Ryan Coogler’s entry into the Marvel Cinematic Universe, adapting the successful if not widely known outside comic-book circles story of King T’Challa of Wakanda, is the second picture in a row from the comics studio, after Taika Waititi’s Thor: Ragnarok, to feel like the true work of an auteur filmmaker. This has been a balance Kevin Feige’s game-changing franchise has previously struggled with since Jon Favreau’s Iron Man changed the course of blockbuster cinema in 2008; you only have to point to the wreckage of films such as The Incredible Hulk or Thor: The Dark World as good examples of how it took Marvel a while to truly embrace a filmmaker’s singular vision alongside the beats and overarching universal frameworks Marvel have spent a decade building toward, which will reach a conclusion with Avengers: Infinity War this year and its untitled 2019 sequel.

Could it be that the reason both Thor: Ragnarok and now Black Panther are such strong entities within the Marvel family is precisely because they didn’t have to particularly fit that framework?
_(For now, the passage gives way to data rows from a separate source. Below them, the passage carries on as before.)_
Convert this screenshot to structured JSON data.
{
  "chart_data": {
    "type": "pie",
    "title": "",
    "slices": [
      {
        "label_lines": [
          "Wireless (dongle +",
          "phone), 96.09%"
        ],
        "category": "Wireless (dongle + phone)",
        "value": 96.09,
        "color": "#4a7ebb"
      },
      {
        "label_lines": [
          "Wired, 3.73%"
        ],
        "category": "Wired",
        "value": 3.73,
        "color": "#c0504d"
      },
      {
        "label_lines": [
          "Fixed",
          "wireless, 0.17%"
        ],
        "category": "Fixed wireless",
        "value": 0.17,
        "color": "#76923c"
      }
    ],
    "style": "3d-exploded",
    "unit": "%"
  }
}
That’s a strong possibility. All Waititi had to do was position Thor in a space whereby he could be slotted back into Infinity War – beyond that he had carte blanche to re-imagine the world of Asgard as a neon, Guardians of the Galaxy-esque, 1980’s retro-futuristic blend of mythology and Antipodean eccentricity, and for the most part it worked beautifully.

Coogler has perhaps even greater freedom with Black Panther, allowed as he is to truly develop the internal mythology and world of Wakanda around what isn’t a traditional origin story for T’Challa, given his previous introduction in Captain America: Civil War, but something deeper: a liberal-minded tale of colonial rejection, imperialist globalisation, and the haunting embers of black persecution.